Food, well, there may have been some candy at a meeting. I will meal prep this weekend.
Weird, I had to re sign-in to be able to post today.
All is well in my corner of the world. I have no complaints. I am really enjoying the new job and its perks so much so that I don't mind the challenges. Far more plusses than minuses - especially the being able to leave school at school part. Sure I plan a bit on the weekends, but that's just a teacher's life. I don't have the stress factors to contend with the way I did before. Big perk for this week: NO BACK TO SCHOOL NIGHT for me! Last week I volunteered and helped at the band "petting zoo" for the 4th and 5th graders. That was my Back to School Night. Much more enjoyable than presenting to a bunch of parents.
Weight is fine. Food was a little bingey last night. Not gonna lie... I had a bunch of handfuls of Trader Joe's mini PB cookies. They are 130 cals for 6 cookies. I'm sure I had 18 cookies over the course of the night..... Still not a whole lot of damage, but I could have enjoyed a few other things more for that calorie cost!

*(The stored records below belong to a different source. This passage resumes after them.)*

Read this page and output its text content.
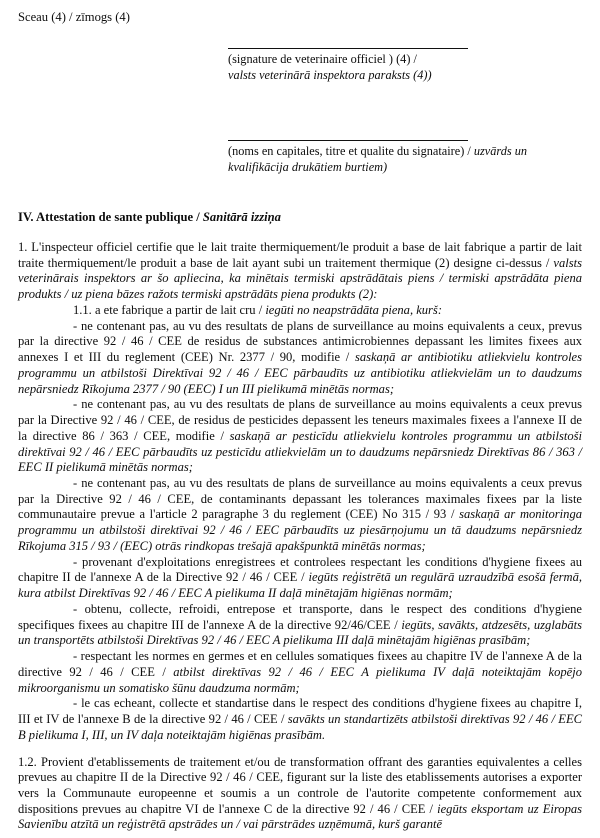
Sceau (4) / zīmogs (4)
(signature de veterinaire officiel ) (4) /
valsts veterinārā inspektora paraksts (4))
(noms en capitales, titre et qualite du signataire) / uzvārds un kvalifikācija drukātiem burtiem)
IV. Attestation de sante publique / Sanitārā izziņa
1. L'inspecteur officiel certifie que le lait traite thermiquement/le produit a base de lait fabrique a partir de lait traite thermiquement/le produit a base de lait ayant subi un traitement thermique (2) designe ci-dessus / valsts veterinārais inspektors ar šo apliecina, ka minētais termiski apstrādātais piens / termiski apstrādāta piena produkts / uz piena bāzes ražots termiski apstrādāts piena produkts (2):
1.1. a ete fabrique a partir de lait cru / iegūti no neapstrādāta piena, kurš:
- ne contenant pas, au vu des resultats de plans de surveillance au moins equivalents a ceux, prevus par la directive 92 / 46 / CEE de residus de substances antimicrobiennes depassant les limites fixees aux annexes I et III du reglement (CEE) Nr. 2377 / 90, modifie / saskaņā ar antibiotiku atliekvielu kontroles programmu un atbilstoši Direktīvai 92 / 46 / EEC pārbaudīts uz antibiotiku atliekvielām un to daudzums nepārsniedz Rīkojuma 2377 / 90 (EEC) I un III pielikumā minētās normas;
- ne contenant pas, au vu des resultats de plans de surveillance au moins equivalents a ceux prevus par la Directive 92 / 46 / CEE, de residus de pesticides depassent les teneurs maximales fixees a l'annexe II de la directive 86 / 363 / CEE, modifie / saskaņā ar pesticīdu atliekvielu kontroles programmu un atbilstoši direktīvai 92 / 46 / EEC pārbaudīts uz pesticīdu atliekvielām un to daudzums nepārsniedz Direktīvas 86 / 363 / EEC II pielikumā minētās normas;
- ne contenant pas, au vu des resultats de plans de surveillance au moins equivalents a ceux prevus par la Directive 92 / 46 / CEE, de contaminants depassant les tolerances maximales fixees par la liste communautaire prevue a l'article 2 paragraphe 3 du reglement (CEE) No 315 / 93 / saskaņā ar monitoringa programmu un atbilstoši direktīvai 92 / 46 / EEC pārbaudīts uz piesārņojumu un tā daudzums nepārsniedz Rīkojuma 315 / 93 / (EEC) otrās rindkopas trešajā apakšpunktā minētās normas;
- provenant d'exploitations enregistrees et controlees respectant les conditions d'hygiene fixees au chapitre II de l'annexe A de la Directive 92 / 46 / CEE / iegūts reģistrētā un regulārā uzraudzībā esošā fermā, kura atbilst Direktīvas 92 / 46 / EEC A pielikuma II daļā minētajām higiēnas normām;
- obtenu, collecte, refroidi, entrepose et transporte, dans le respect des conditions d'hygiene specifiques fixees au chapitre III de l'annexe A de la directive 92/46/CEE / iegūts, savākts, atdzesēts, uzglabāts un transportēts atbilstoši Direktīvas 92 / 46 / EEC A pielikuma III daļā minētajām higiēnas prasībām;
- respectant les normes en germes et en cellules somatiques fixees au chapitre IV de l'annexe A de la directive 92 / 46 / CEE / atbilst direktīvas 92 / 46 / EEC A pielikuma IV daļā noteiktajām kopējo mikroorganismu un somatisko šūnu daudzuma normām;
- le cas echeant, collecte et standartise dans le respect des conditions d'hygiene fixees au chapitre I, III et IV de l'annexe B de la directive 92 / 46 / CEE / savākts un standartizēts atbilstoši direktīvas 92 / 46 / EEC B pielikuma I, III, un IV daļa noteiktajām higiēnas prasībām.
1.2. Provient d'etablissements de traitement et/ou de transformation offrant des garanties equivalentes a celles prevues au chapitre II de la Directive 92 / 46 / CEE, figurant sur la liste des etablissements autorises a exporter vers la Communaute europeenne et soumis a un controle de l'autorite competente conformement aux dispositions prevues au chapitre VI de l'annexe C de la directive 92 / 46 / CEE / iegūts eksportam uz Eiropas Savienību atzītā un reģistrētā apstrādes un / vai pārstrādes uzņēmumā, kurš garantē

Not much else going on.... Have a training session tonight at 5 pm. Oh, and GOAT 3.0 is ready to be taken to its "berth" at the RV lot. I'm sure I will find little things I have forgotten to do, but for now, I'm reasonably sure I have everything back in that needs to be in!
Greetings all
The sun stayed home today so it seems I never quite wake up. I had a boring board meeting. It astonishes me how some people cannot stay on topic and digress into trivia. Its a zoom meeting so they can't see that I am sitting playing games on my phone through most of it. No one but me reads the financials so I always have to report on them. I could make up anything I want and no one would know. Geez what a cynic I am.
So the reservations are in for DH 50 reunion. The designated hotel could not figure out how to book us for two extra nights so we said forget it. Its also a high rise with no where to park but a parking garage and thats another no go. So we are staying near the airport. I was hoping we could uber around and not rent a car but DH wants it. Now I just have to find a house/pet sitter.
I had a bone scan today. Somehow, I grew a quarter inch in 3 weeks when my height was last measured. I told the tech how amazing that was. Some doctor out of the area reads results. So thats the end of my recent medical agenda except my ankle is really bugging me which means the boot again.
CC big life changes can sure kick up the anxiety meter especially when there are things that you can't control. MI might be a good idea. And I love the alarm stories. We just put a system in the gallery because our insurance company said we have to. With 23 artists I guaranty there is going to be the drill like you describe of false alarms. At least no cooking goes on there.
Frozen burritos on the menu tonight. Works for me. Recipe is same as for pot pie: open oven, insert food, come back later.
So the fence fixer is almost done but she is off to take her daughter to Burning Man. Thats something I always wanted to go to but I feel too decrepit. She has been many times and after hearing her description of the heat and dust storms I think I am fine not ever going. Her daughter has an art piece there.
Not much else. The dogs are orbiting. Time to cook for them.